Wednesday, August 8, 2012
Some happy harvest news
One of the brightest spots among this year's efforts is the condition of the interplanted rows of corn, beans, and squash (aka Three Sisters). We only know of the Kerr Center as others who are experimenting with the three sisters plantings in rows. This will be our third season with 500 row-feet or more. Here's how it looks so far:
At this scale, we were able to lay drip irrigation along the center of each row; the plants are also heavily mulched with hay cut in 2010. We water when we can and most everything seems to be ripening well. We should start harvesting sweet corn for market this week. We picked one ear for a corn-tortilla soup last night. The ear was a little unusual, but tasty all the same.
Since the squash seedlings are transplanted after the corn and beans (both direct sown), they get a little later start than if we were planting them on their own. Even so, we had the first zucchini for lunch and expect to pick plenty more in coming weeks.
Elsewhere on the farm, it's dry, dry, dry. Despite some heavy rains in the area this past weekend, we received just .11 inches. Happily, we've successfully installed an old jet pump in a well that the previous owners dug and now have the capacity to pump a few hundred gallons daily. It's enough to keep things going in the high tunnels, maintain some of the field crops, and make sure the pigs have plenty of drinking and wallow water. Since we don't know a lot about its recharge rate, we're taking things slow and steady, cautious of depleting this season's third irrigation system before the autumn rains.
There have been a good number of tomatoes and cucumbers coming out of the high tunnels and we harvested a decent sweet onion crop. Cabbages and leeks are holding on. The storage onions are sadly stunted and the potatoes, grown without irrigation, have almost completely died back. The yields on these plants is a fraction of our spring projections. We hilled more heavily the two rows of spuds we planted late, and they seem to be holding up. So maybe we'll have some storage potatoes for sale this winter after all.

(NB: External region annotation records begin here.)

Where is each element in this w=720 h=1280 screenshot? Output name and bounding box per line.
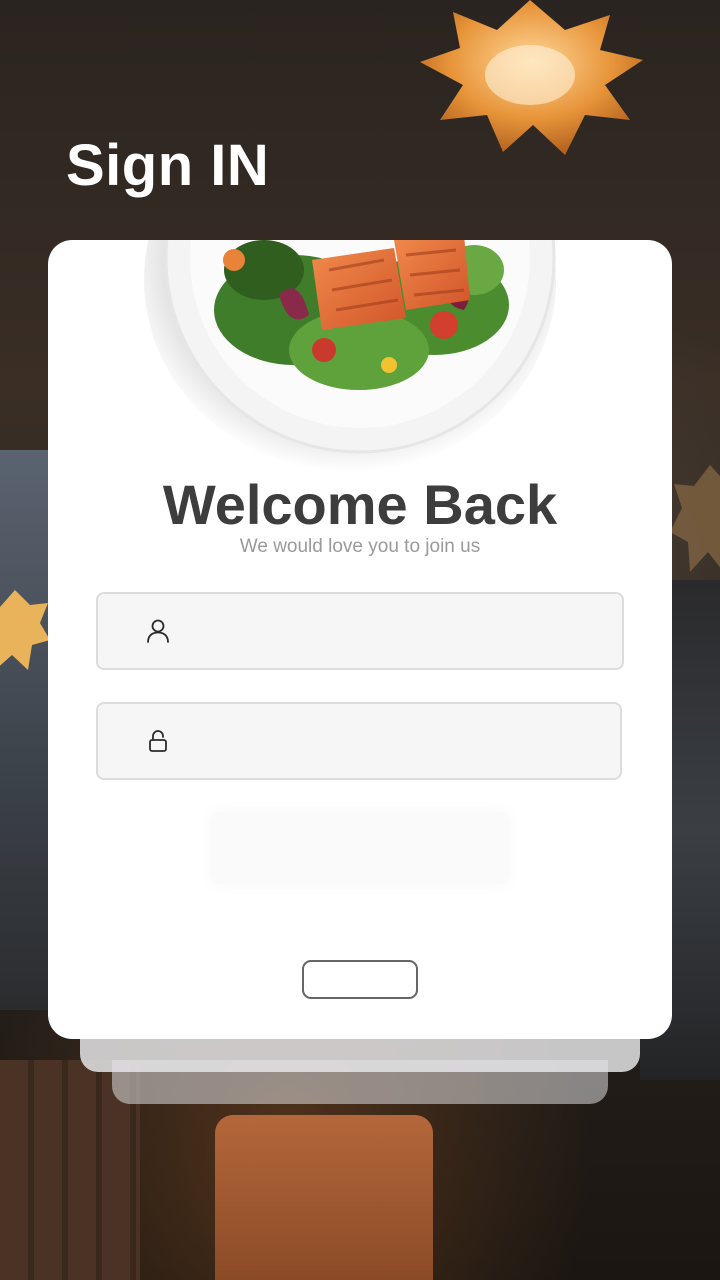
welcome-subtitle: We would love you to join us bbox=[239, 536, 481, 557]
password-input[interactable] bbox=[172, 704, 620, 778]
side-lamp-image bbox=[0, 590, 50, 670]
welcome-heading: Welcome Back bbox=[162, 473, 558, 536]
username-input[interactable] bbox=[172, 594, 622, 668]
page-title: Sign IN bbox=[66, 133, 270, 198]
food-plate-image bbox=[144, 240, 556, 472]
password-field[interactable] bbox=[96, 702, 622, 780]
background-window bbox=[0, 450, 48, 1010]
background-chair bbox=[215, 1115, 433, 1280]
side-lamp-right-image bbox=[670, 465, 720, 572]
pendant-lamp-image bbox=[420, 0, 643, 155]
signin-button[interactable] bbox=[210, 812, 510, 884]
username-field[interactable] bbox=[96, 592, 624, 670]
signin-card: Welcome Back We would love you to join u… bbox=[48, 240, 672, 1039]
lock-icon bbox=[149, 730, 167, 752]
user-icon bbox=[147, 619, 169, 643]
secondary-button[interactable] bbox=[302, 960, 418, 999]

Here's a picture of the sunflower, dahlia, and calla lily beds that didn't get irrigated -- we've always privileged food over flowers, whether it's watering or weeding.

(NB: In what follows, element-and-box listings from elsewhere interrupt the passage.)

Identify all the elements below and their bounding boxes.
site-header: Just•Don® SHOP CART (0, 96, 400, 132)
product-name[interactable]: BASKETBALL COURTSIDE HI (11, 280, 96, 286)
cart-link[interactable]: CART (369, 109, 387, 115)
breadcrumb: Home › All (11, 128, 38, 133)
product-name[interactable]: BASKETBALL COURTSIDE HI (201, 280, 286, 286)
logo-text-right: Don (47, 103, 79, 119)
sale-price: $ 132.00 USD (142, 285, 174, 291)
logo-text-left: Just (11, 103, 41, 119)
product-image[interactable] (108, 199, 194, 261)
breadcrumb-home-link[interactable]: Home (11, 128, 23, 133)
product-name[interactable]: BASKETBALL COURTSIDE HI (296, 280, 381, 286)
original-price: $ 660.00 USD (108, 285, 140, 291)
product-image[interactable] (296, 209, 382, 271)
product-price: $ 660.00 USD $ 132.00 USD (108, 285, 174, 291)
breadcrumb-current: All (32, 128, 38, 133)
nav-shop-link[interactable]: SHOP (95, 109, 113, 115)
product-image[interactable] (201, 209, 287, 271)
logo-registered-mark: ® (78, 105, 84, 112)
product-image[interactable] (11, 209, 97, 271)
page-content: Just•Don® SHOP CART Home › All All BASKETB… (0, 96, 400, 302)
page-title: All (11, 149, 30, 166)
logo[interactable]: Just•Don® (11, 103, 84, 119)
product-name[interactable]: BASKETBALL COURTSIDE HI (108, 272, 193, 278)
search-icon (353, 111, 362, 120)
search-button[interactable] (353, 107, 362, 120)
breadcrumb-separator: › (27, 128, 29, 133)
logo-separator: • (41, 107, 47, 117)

All of these should be in full bloom this time of year. A heavy mulch, about a half inch of rain over the last two weeks, and one or two days of irrigating have jump-started them from not-dead to something more promising, but actually harvesting blooms for market won't happen any time soon.
Guess we'll just have to drown our sorrows in a big, fat Striped German tomato or two (the one below was 1.5 pounds!).
When we look at pictures of the baked corn fields out west, we feel quite lucky that while our fields are dry, the produce that has survived looks pretty terrific!